This is the time of year that I am frantically trying to catch up on all of the year’s best movies. Usually right around the end of January I realize I have seen very little of note and am scrambling to fill in the blanks by Oscar time. With Meryl Streep and Julia Roberts earning Globe, SAG and Oscar nominations for their roles, August: Osage County was high on my awards-season must-see list.
From the very first tense, dimly lit scene, August: Osage County presents the audience with a picture of rural family life in middle America that is strained, bitter, and unsettling. It’s an intimate, up-close and personal, no-holds barred invitation to enter into what most of us would consider a deeply dysfunctional home. Streep plays the terminally ill, substance abusing matriarch who uses truth as a blunt weapon against her troubled daughters. Her husband’s disappearance (Sam Shepard) serves as the catalyst for a reluctant family reunion in Oklahoma’s sweltering late August heat. Enter long-suffering and bitter eldest daughter (Julia Roberts) with husband (Ewan McGregor) and daughter (Abigail Breslin); the quietly resigned “spinster” daughter who stayed close to home (Julianne Nicholson); and the free-spirit wild child (Juliette Lewis) towing her smarmy rich fiancée (Dermot Mulroney).
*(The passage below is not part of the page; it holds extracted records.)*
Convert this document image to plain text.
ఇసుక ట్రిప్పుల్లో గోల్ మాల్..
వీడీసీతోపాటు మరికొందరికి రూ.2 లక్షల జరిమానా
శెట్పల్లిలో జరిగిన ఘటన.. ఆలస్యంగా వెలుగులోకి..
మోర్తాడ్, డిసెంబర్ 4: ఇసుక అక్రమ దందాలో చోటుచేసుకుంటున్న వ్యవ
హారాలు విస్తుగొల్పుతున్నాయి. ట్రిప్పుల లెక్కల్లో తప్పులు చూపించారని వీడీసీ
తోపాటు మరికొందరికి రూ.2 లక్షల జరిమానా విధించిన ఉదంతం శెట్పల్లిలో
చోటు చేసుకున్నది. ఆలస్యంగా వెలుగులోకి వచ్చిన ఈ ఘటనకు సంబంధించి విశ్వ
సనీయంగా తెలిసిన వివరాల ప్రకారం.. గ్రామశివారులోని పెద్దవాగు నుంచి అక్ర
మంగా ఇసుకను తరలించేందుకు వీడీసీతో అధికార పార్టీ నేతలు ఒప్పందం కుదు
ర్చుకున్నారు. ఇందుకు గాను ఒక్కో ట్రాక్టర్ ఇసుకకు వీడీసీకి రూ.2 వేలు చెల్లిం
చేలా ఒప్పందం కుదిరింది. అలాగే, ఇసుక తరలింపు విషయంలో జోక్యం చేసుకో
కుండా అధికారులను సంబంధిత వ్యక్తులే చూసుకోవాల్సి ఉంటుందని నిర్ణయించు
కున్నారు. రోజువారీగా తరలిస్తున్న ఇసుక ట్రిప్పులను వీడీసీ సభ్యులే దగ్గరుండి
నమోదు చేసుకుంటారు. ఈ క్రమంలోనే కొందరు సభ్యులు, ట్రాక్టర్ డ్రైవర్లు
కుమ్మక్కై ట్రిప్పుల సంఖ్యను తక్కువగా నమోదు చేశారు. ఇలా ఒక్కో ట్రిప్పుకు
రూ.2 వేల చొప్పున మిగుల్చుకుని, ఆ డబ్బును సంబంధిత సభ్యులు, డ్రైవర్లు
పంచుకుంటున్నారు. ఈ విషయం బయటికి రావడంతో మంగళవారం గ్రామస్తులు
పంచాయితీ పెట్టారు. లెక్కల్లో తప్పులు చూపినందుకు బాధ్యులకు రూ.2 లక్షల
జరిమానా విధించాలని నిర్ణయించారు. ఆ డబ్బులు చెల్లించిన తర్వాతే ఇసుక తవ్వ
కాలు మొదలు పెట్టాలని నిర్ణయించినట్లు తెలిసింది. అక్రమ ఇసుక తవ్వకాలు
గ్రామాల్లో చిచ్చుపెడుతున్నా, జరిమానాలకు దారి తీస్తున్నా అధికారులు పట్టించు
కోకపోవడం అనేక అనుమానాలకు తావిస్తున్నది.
As if that cast of characters wasn’t enough for an uncomfortable family melodrama, my favourite performances in the movie are given by Margo Martindale (Streep’s character’s sister) and Chris Cooper as her husband. They don’t get much screen time and are somewhat overshadowed by the “meatier” roles, but demonstrate brilliant nuance and depth in every single moment. Similarly, Benedict Cumberbatch (known to many as BBC’s Sherlock) gives an understated performance of quiet desperation that is somehow both endearing and excruciating.
August: Osage County is all about the acting. There’s lots of over-the-top melodrama and heavy relational content punctuated with cruelly dark humour. The plot reminds me of a Tennessee Williams play – intense bourbon-soaked southern angst. Based on Tracey Letts’ award-winning play, the cinematic version of August: Osage County reflects its stage origins – set primarily in one location, character driven, and at times brutally intimate, like you have a front row seat to the most screwed up family dinner ever (and just want to hide under the table).
Yes, there was lots in August: Osage County itself that left me feeling uncomfortable, but I think what is on my mind long after watching the film is the audience’s reaction. I saw this movie with a friend at an early weekend matinee. The theater was about half full – a decent crowd, but not packed. As I’ve mentioned, there are some darkly funny moments in the dialogue-heavy film and I laughed out loud a number of times at moments of biting wit and sarcastic comebacks. However, there’s a point at which the exchanges and arguments turn viciously nasty. Like pull-no-punches, in-your-face cruel. And it happens in a split second – one moment sharply funny, the next line severely hurtful. Most of the audience kept laughing as the scenes got progressively more tense and hostile. What’s that about?
Of course, there’s a tendency for us as human beings to laugh when we’re uncomfortable. Who among us hasn’t cracked a joke in heightened emotional circumstances? As an attempt to diffuse the tension… as a coping strategy… as a form of emotional release… or maybe cruelty has become so normalized that we’ve come to view conflict between people as hilarious. It might go without saying, but awkwardness is funny – Ricky Gervais has made a very lucrative career banking on that one human truth. Fighting itself can even be a bit ridiculous. But usually, you can feel the moment where good-natured teasing goes a little too far, or when a well-timed barb hits just a little too close to home. I guess maybe that’s part of the discomfort of August: Osage County – it’s about the lines we cross with other people (especially family) and either not knowing or not caring that we’ve gone too far.
I can’t say the constant and, in my opinion, inappropriate laughter throughout the film interfered with my experience of watching it, but it did at one point occur to me to stand up and ask, “What’s happening here? This isn’t funny.” Maybe my fellow movie-watchers needed it to be funny to be tolerable. Maybe I’m just way too uptight. Maybe I just don’t get meanness and vicious criticism as a source of comedy (although the art of sarcasm is not lost on me, not one little bit). Maybe I should just invest in a Netflix subscription and stop going to theaters. The fact remains that August: Osage County puts on agonizing display the worst ways people treat one another. I found it uncomfortable to watch. I found it more uncomfortable to laugh.